Opini

Potret Demokrasi Kita

57
×

Potret Demokrasi Kita

Sebarkan artikel ini
Ariyanto A. Gani (Kader HMI Komisariat Non-Eksakta Cabang Tidore).

Oleh: Ariyanto A. Gani
(Kader HMI Komisariat Non-Eksakta Cabang Tidore)

Kendali – Akhir-akhir ini, diskursus tentang demokrasi selalu menjadi topik hangat di berbagai kalangan, baik akademisi, aktivis mahasiswa, birokrat, praktisi, maupun politisi. Demokrasi yang seharusnya menjadi landasan pemerintahan dalam bernegara, belakangan ini banyak dikebiri dan diselewengkan oleh mereka yang memiliki jabatan dan kekuasaan.

Dalam buku Teori-Teori Demokrasi karya Muslim Mufti, dijelaskan secara gamblang mengenai konsep demokrasi.
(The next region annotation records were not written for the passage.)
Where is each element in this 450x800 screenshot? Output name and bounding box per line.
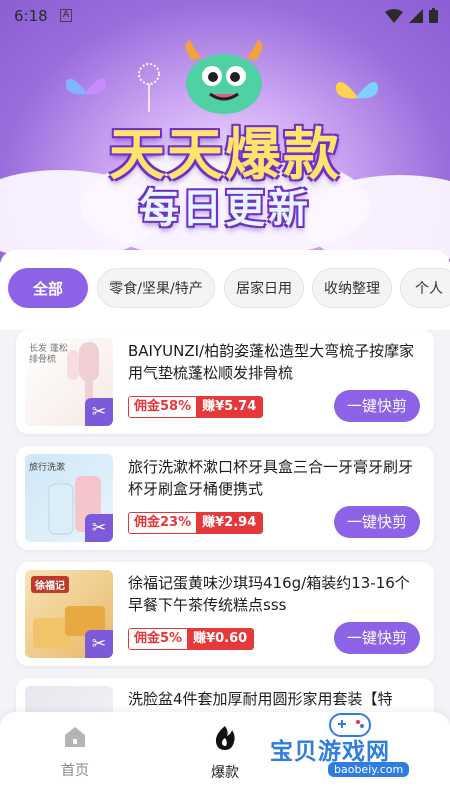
- commission-badge: 佣金23% 赚¥2.94: [128, 512, 264, 534]
- tab-all[interactable]: 全部: [8, 268, 88, 308]
- product-thumbnail: 旅行洗漱 ✂: [25, 454, 113, 542]
- nav-hot-label: 爆款: [211, 765, 239, 781]
- commission-rate: 佣金58%: [129, 397, 197, 417]
- thumb-caption: 长发 蓬松 排骨梳: [29, 344, 68, 365]
- product-title: 洗脸盆4件套加厚耐用圆形家用套装【特: [128, 690, 393, 708]
- earn-amount: 赚¥0.60: [187, 629, 254, 649]
- earn-amount: 赚¥5.74: [196, 397, 263, 417]
- nav-hot[interactable]: 爆款: [185, 726, 265, 782]
- status-time: 6:18: [14, 7, 48, 25]
- quick-cut-button[interactable]: 一键快剪: [334, 622, 420, 654]
- wifi-icon: [385, 8, 403, 23]
- fire-icon: [215, 726, 235, 750]
- home-icon: [65, 727, 85, 747]
- butterfly-icon: [65, 78, 107, 95]
- app-notification-icon: A: [60, 9, 72, 22]
- product-thumbnail: 徐福记 ✂: [25, 570, 113, 658]
- banner-subtitle: 每日更新: [139, 186, 311, 232]
- product-title: 徐福记蛋黄味沙琪玛416g/箱装约13-16个早餐下午茶传统糕点sss: [128, 574, 410, 614]
- nav-home[interactable]: 首页: [35, 726, 115, 780]
- tab-household[interactable]: 居家日用: [224, 268, 304, 308]
- quick-cut-button[interactable]: 一键快剪: [334, 390, 420, 422]
- product-title: BAIYUNZI/柏韵姿蓬松造型大弯梳子按摩家用气垫梳蓬松顺发排骨梳: [128, 342, 415, 382]
- product-card[interactable]: 长发 蓬松 排骨梳 ✂ BAIYUNZI/柏韵姿蓬松造型大弯梳子按摩家用气垫梳蓬…: [16, 330, 434, 434]
- tab-storage[interactable]: 收纳整理: [312, 268, 392, 308]
- hero-banner: 6:18 A 天天爆款 每日更新: [0, 0, 450, 262]
- earn-amount: 赚¥2.94: [196, 513, 263, 533]
- scissors-icon[interactable]: ✂: [85, 398, 113, 426]
- status-bar: 6:18 A: [0, 0, 450, 32]
- nav-home-label: 首页: [61, 763, 89, 779]
- product-thumbnail: 长发 蓬松 排骨梳 ✂: [25, 338, 113, 426]
- product-card[interactable]: 旅行洗漱 ✂ 旅行洗漱杯漱口杯牙具盒三合一牙膏牙刷牙杯牙刷盒牙桶便携式 佣金23…: [16, 446, 434, 550]
- thumb-caption: 徐福记: [31, 576, 69, 593]
- signal-icon: [409, 8, 423, 23]
- commission-rate: 佣金23%: [129, 513, 197, 533]
- scissors-icon[interactable]: ✂: [85, 630, 113, 658]
- commission-rate: 佣金5%: [129, 629, 188, 649]
- quick-cut-button[interactable]: 一键快剪: [334, 506, 420, 538]
- product-title: 旅行洗漱杯漱口杯牙具盒三合一牙膏牙刷牙杯牙刷盒牙桶便携式: [128, 458, 414, 498]
- watermark-url: baobeiy.com: [328, 762, 410, 777]
- dandelion-icon: [138, 63, 160, 112]
- commission-badge: 佣金58% 赚¥5.74: [128, 396, 264, 418]
- tab-snacks[interactable]: 零食/坚果/特产: [97, 268, 215, 308]
- commission-badge: 佣金5% 赚¥0.60: [128, 628, 255, 650]
- battery-icon: [429, 8, 438, 23]
- scissors-icon[interactable]: ✂: [85, 514, 113, 542]
- watermark-title: 宝贝游戏网: [270, 739, 390, 765]
- monster-mascot-icon: [185, 40, 263, 114]
- product-card[interactable]: 徐福记 ✂ 徐福记蛋黄味沙琪玛416g/箱装约13-16个早餐下午茶传统糕点ss…: [16, 562, 434, 666]
- watermark-logo: 宝贝游戏网 baobeiy.com: [270, 713, 440, 788]
- category-tabs: 全部 零食/坚果/特产 居家日用 收纳整理 个人: [0, 250, 450, 330]
- tab-personal[interactable]: 个人: [400, 268, 450, 308]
David Beetham dan Kevin Boyle dalam buku tersebut menyatakan bahwa demokrasi merupakan khazanah dalam pengambilan keputusan secara kolektif. Demokrasi berusaha mewujudkan prinsip bahwa keputusan yang memengaruhi kelompok secara keseluruhan harus diambil oleh semua anggota dengan hak yang sama dalam pembuatan keputusan. Dengan kata lain, demokrasi menjadi wadah bagi rakyat untuk mengontrol setiap kebijakan dan keputusan yang diambil oleh pemerintah. Abraham Lincoln bahkan mendefinisikan demokrasi sebagai pemerintahan dari rakyat, oleh rakyat, dan untuk rakyat.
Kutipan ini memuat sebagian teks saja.